Lutte contre les violences basées sur le genre : Seize jours d’activisme

Le Ministère de la promotion de la femme de l’enfant et de la famille, en collaboration avec ses partenaires, a organisé une conférence de presse pour lancer la campagne des « 16 jours d’activisme (du 25 novembre au 10 décembre) pour la lutte contre les violences basées sur le genre ». C’était le vendredi dernier au Conseil National du Patronat.vbg-01
Placée cette année sous le thème national « Pour une paix durable au Mali, agissons pour éradiquer les violences faites aux femmes et aux filles dans la famille, au travail et à l’école », la campagne « 16 jours d’activisme » contre les violences basées sur le genre est une campagne internationale qui a été lancée en 1991 lors du 1er Institut international des femmes leaders.
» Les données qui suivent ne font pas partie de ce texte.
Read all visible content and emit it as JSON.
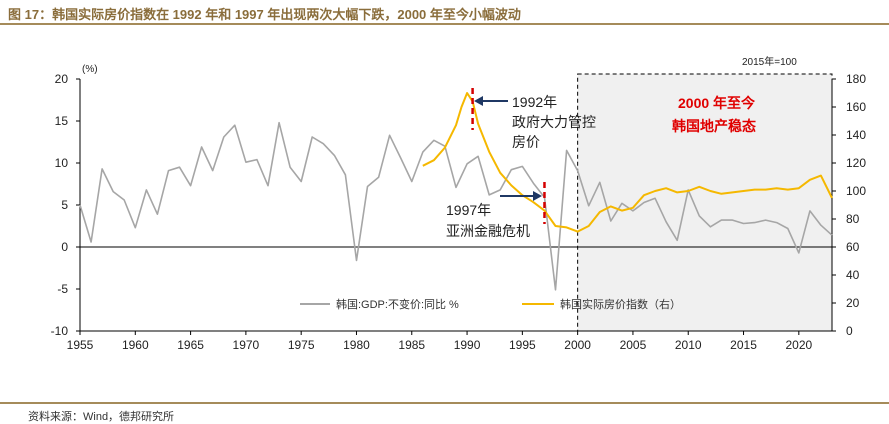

Elle est célébrée de manière annuelle à travers le monde afin de sensibiliser les populations et susciter une prise de conscience chez les acteurs de la lutte contre les violences sous toutes ses formes, les leaders religieux et d’opinion pour prévenir et apporter des réponses aux violences faites aux femmes et aux filles.
Une étude commanditée par le ministère de la promotion de la femme de l’enfant et de la famille sur les violences faites aux femmes et aux filles a déterminé une typologie de violences qui sont physiques, sexuelles et verbales. Au Mali, on note une prévalence accrue des différentes formes de violences qui font l’objet de peu d’attention. Ce sont notamment le viol, la violence conjugale, le rejet et la stigmatisation.
Dans le cadre du système de gestion des informations sur les VGB, le pays a enregistré 1 468 cas de VGB dont 292 cas de dénis de ressource et d’opportunité, 288 cas d’agression physique, 234 cas de viol, 192 cas de mariage forcé. Pour la même année, on a enregistré plus de 05 cas d’assassinat dans le contexte conjugal, 18 cas d’esclavage sexuel. Compte tenu de ces statistiques, la campagne constitue ainsi une occasion d’attirer davantage l’attention de l’opinion publique sur les violences perpétrées quotidiennement sur les femmes.
La conseillère principale pour la protection des femmes à la MINISMA, Mme Bernadette Sène, dira que les violences basées sur le genre représentent un danger de mort latent pour les trop nombreuses victimes déplorant que la crise qu’a connue le Mali en 2012, a entraîné une augmentation inquiétante des violences à l’égard des femmes et des filles à travers le pays à savoir, les mariages forcés et précoces, les violences sexuelles ou encore les mutilations génitales féminines. Elle a réitéré l’engagement de la MINUSMA et celle de l’ONU dans cette lutte.
La représentante de l’ONU Femmes, Awa Djiré, a affirmé que sa structure avec l’appui du MPFEF, a entamé un processus pour l’élaboration d’une proposition de loi pour la lutte contre les VGB, qu’elle compte soumettre l’année prochaine à l’Assemblée Nationale.
Le représentant du ministère de la promotion de la femme de l’enfant et de la famille, Ayouba Gouandé, a souligné que la lutte contre les VGB est un combat qui fait partie de l’une des priorités de son département en vue de mettre fin à toute forme de violences faites aux femmes et aux filles.